For the new study, researchers surveyed 1,377 patients with RMDs who’d received two vaccination doses between December 2020 and April 2021. The patients had a median age of 47, 92% were female, and 10% were non-White. The patients had a variety of RMDs, including inflammatory arthritis (47%), SLE (20%), overlap connective tissue disease (20%), and Sjögren’s syndrome and myositis (each 5%).



A total of 11% said they’d experienced a flare that required treatment, but none were severe. In comparison, 56% of patients said they had experienced a flare of their RMD in the 6 months prior to their first vaccine dose. Several groups had a greater likelihood of flares, including those who’d had COVID-19 previously (adjusted incidence rate ratio [IRR], 2.09; P = .02). “COVID-19 can cause both acute and delayed inflammatory syndromes through activation of the immune system,” Dr. Connolly said. “Vaccination possibly triggered further activation of the immune system resulting in disease flare. This is an area that warrants further research.”

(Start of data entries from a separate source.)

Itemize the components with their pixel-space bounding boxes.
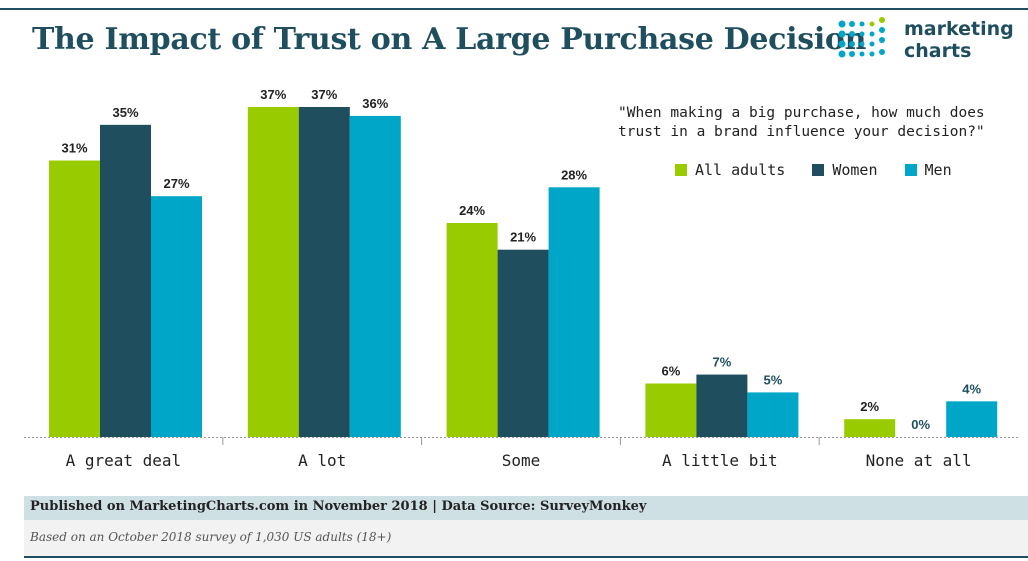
footer-note-bar: Based on an October 2018 survey of 1,030… (24, 520, 1028, 558)
data-label: 31% (61, 141, 87, 156)
logo-text-line1: marketing (904, 18, 1014, 40)
data-label: 24% (459, 203, 485, 218)
bar-women (497, 249, 549, 437)
bar-men (548, 187, 600, 437)
data-label: 36% (362, 96, 388, 111)
bar-women (696, 374, 748, 437)
data-label: 37% (311, 87, 337, 102)
data-label: 2% (860, 399, 879, 414)
legend-label: Women (832, 161, 878, 179)
data-label: 4% (962, 381, 981, 396)
x-tick-label: A little bit (662, 451, 778, 470)
data-label: 28% (561, 167, 587, 182)
bar-men (349, 115, 401, 438)
data-label: 37% (260, 87, 286, 102)
logo-text-line2: charts (904, 40, 972, 62)
bar-all-adults (844, 419, 896, 437)
bar-all-adults (247, 107, 299, 437)
bar-all-adults (49, 160, 100, 437)
legend-label: Men (924, 161, 952, 179)
legend-label: All adults (695, 161, 786, 179)
bar-chart: 31% 35% 27% A great deal 37% 37% 36% A lot 24% 21… (24, 87, 1018, 470)
marketingcharts-logo: marketing charts (838, 16, 1018, 70)
x-tick-label: A lot (298, 451, 346, 470)
bar-men (747, 392, 799, 437)
logo-dots-icon (838, 17, 885, 58)
x-tick-label: A great deal (66, 451, 182, 470)
footer-published-bar: Published on MarketingCharts.com in Nove… (24, 496, 1028, 520)
top-rule (0, 8, 1028, 10)
bar-women (298, 107, 350, 437)
data-label: 6% (662, 363, 681, 378)
bar-women (100, 124, 151, 438)
legend-item-women: Women (812, 161, 878, 179)
legend-swatch (904, 164, 917, 176)
data-label: 5% (764, 372, 783, 387)
bar-all-adults (446, 222, 498, 437)
x-tick-label: None at all (866, 451, 972, 470)
legend-item-men: Men (904, 161, 952, 179)
legend-swatch (812, 164, 825, 176)
data-label: 27% (163, 176, 189, 191)
bar-men (946, 401, 998, 437)
data-label: 7% (713, 355, 732, 370)
data-label: 35% (112, 105, 138, 120)
footer-note-text: Based on an October 2018 survey of 1,030… (30, 530, 392, 544)
footer-published-text: Published on MarketingCharts.com in Nove… (30, 499, 647, 514)
bar-men (151, 196, 202, 437)
legend: All adults Women Men (675, 161, 970, 180)
x-tick-label: Some (502, 451, 541, 470)
chart-title: The Impact of Trust on A Large Purchase … (32, 22, 867, 57)
data-label: 21% (510, 230, 536, 245)
bar-all-adults (645, 383, 697, 437)
legend-swatch (675, 164, 687, 176)
legend-item-all-adults: All adults (675, 161, 785, 179)
data-label: 0% (911, 417, 930, 432)
chart-subtitle: "When making a big purchase, how much do… (618, 105, 985, 140)
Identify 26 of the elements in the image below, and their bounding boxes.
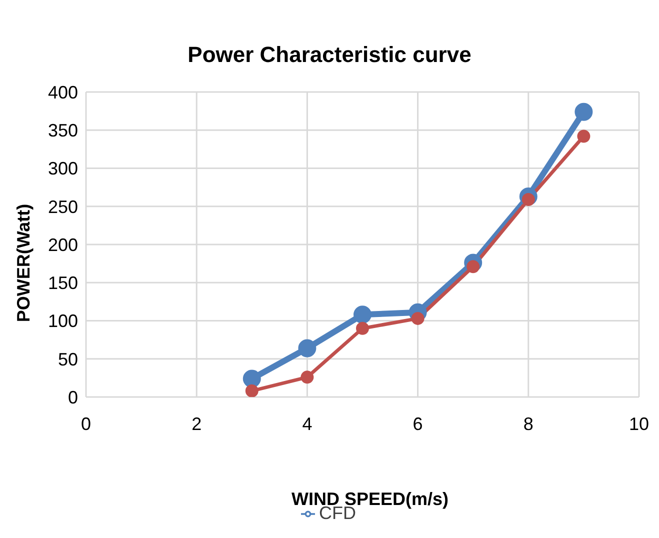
x-tick-label: 4 [302, 414, 312, 434]
x-tick-label: 2 [192, 414, 202, 434]
y-tick-label: 50 [58, 349, 78, 370]
point [574, 102, 593, 121]
x-tick-label: 0 [80, 414, 92, 434]
point [300, 370, 314, 384]
y-tick-label: 150 [48, 273, 78, 294]
x-tick-label: 8 [523, 414, 534, 434]
point [354, 306, 372, 324]
chart-title: Power Characteristic curve [186, 42, 472, 68]
point [245, 384, 258, 397]
y-tick-label: 400 [48, 82, 78, 102]
point [242, 370, 261, 388]
x-tick-label: 6 [412, 414, 423, 434]
y-tick-label: 350 [48, 120, 78, 141]
y-tick-label: 300 [48, 158, 78, 179]
point [411, 312, 424, 325]
point [577, 130, 590, 143]
y-tick-label: 250 [48, 196, 78, 217]
y-tick-label: 100 [48, 311, 78, 332]
y-axis-title: POWER(Watt) [14, 204, 34, 322]
y-tick-label: 0 [68, 387, 78, 408]
x-tick-label: 10 [628, 414, 650, 434]
point [356, 322, 369, 335]
point [298, 339, 316, 358]
y-tick-label: 200 [48, 234, 78, 255]
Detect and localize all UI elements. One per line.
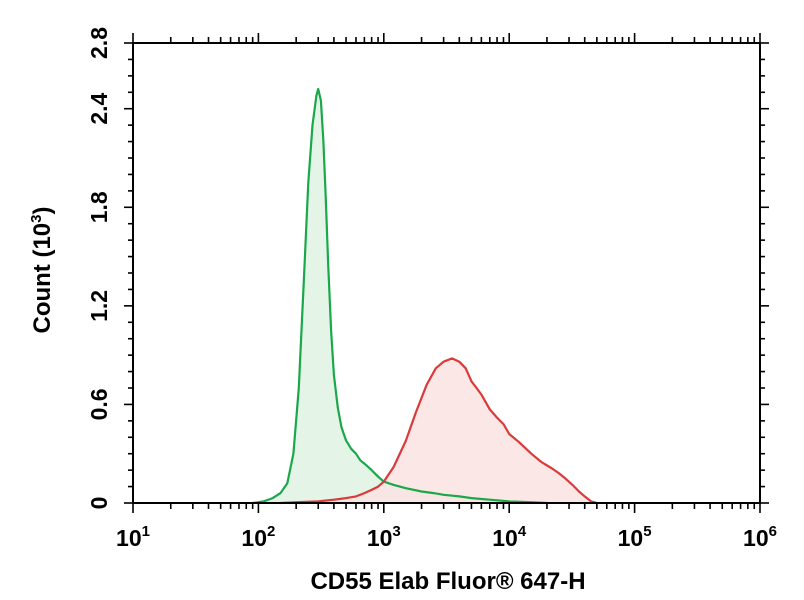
plot-area bbox=[252, 87, 598, 505]
x-tick-label: 106 bbox=[743, 523, 777, 551]
series-0-area bbox=[252, 89, 547, 503]
x-tick-label-exp: 4 bbox=[518, 523, 527, 540]
y-axis-title-close: ) bbox=[29, 206, 56, 214]
x-tick-label-base: 10 bbox=[241, 525, 267, 551]
x-tick-label: 103 bbox=[367, 523, 401, 551]
x-tick-label-exp: 5 bbox=[643, 523, 651, 540]
x-axis-title: CD55 Elab Fluor® 647-H bbox=[310, 568, 585, 595]
x-tick-label: 101 bbox=[116, 523, 150, 551]
x-tick-label-exp: 2 bbox=[267, 523, 275, 540]
x-tick-label-base: 10 bbox=[116, 525, 142, 551]
x-tick-label-exp: 3 bbox=[392, 523, 400, 540]
y-tick-label: 0 bbox=[86, 497, 112, 510]
x-tick-label-base: 10 bbox=[492, 525, 518, 551]
y-tick-label: 2.4 bbox=[86, 93, 112, 125]
y-tick-label: 1.8 bbox=[86, 191, 112, 223]
x-tick-label-base: 10 bbox=[367, 525, 393, 551]
x-tick-label: 102 bbox=[241, 523, 275, 551]
x-tick-label: 105 bbox=[618, 523, 652, 551]
series-1-area bbox=[280, 358, 597, 503]
series-0-line bbox=[252, 87, 547, 505]
y-tick-label: 1.2 bbox=[86, 290, 112, 322]
y-tick-label: 2.8 bbox=[86, 27, 112, 59]
y-axis-title: Count (103) bbox=[28, 206, 56, 333]
y-axis-title-main: Count (10 bbox=[29, 223, 56, 334]
y-tick-label: 0.6 bbox=[86, 388, 112, 420]
x-tick-label-base: 10 bbox=[618, 525, 644, 551]
x-tick-label-exp: 6 bbox=[769, 523, 777, 540]
x-tick-label-exp: 1 bbox=[142, 523, 150, 540]
x-tick-label-base: 10 bbox=[743, 525, 769, 551]
x-tick-label: 104 bbox=[492, 523, 527, 551]
y-axis-title-exp: 3 bbox=[28, 214, 45, 222]
series-1-line bbox=[280, 357, 598, 505]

Patients who took combination immunomodulatory therapy were also more likely to flare after vaccination (IRR, 1.95; P < .001). And patients were more likely to report flares after vaccination if they experienced a flare in the 6 months preceding vaccination (IRR, 2.36; P < .001). “This may suggest more active disease at baseline,” Dr. Connolly said. “It is difficult to differentiate whether these patients would have experienced flare even without the vaccine.”

A number of factors didn’t appear to affect the likelihood of flares: gender, age, ethnicity, type of RMD, and type of vaccine.

Local and systemic side effects were frequently reported, including injection site pain (87% and 86% after first and second doses, respectively) and fatigue (60% and 80%, respectively). As is common among people receiving COVID-19 vaccines, side effects were more frequent after the second dose.

As for future research, “we are evaluating the long-term safety and efficacy of the COVID-19 vaccines in patients with RMDs,” study coauthor Julie J. Paik, MD, assistant professor of medicine at Johns Hopkins, said in an interview. “We are also evaluating the impact of changes in immunosuppression around vaccination.”

Dr. Julie J. Paik

The study was funded by the Ben-Dov family and grants from several institutes of the National Institutes of Health. Dr. Connolly and Dr. Paik reported no relevant disclosures. Other study authors reported various financial relationships with pharmaceutical companies.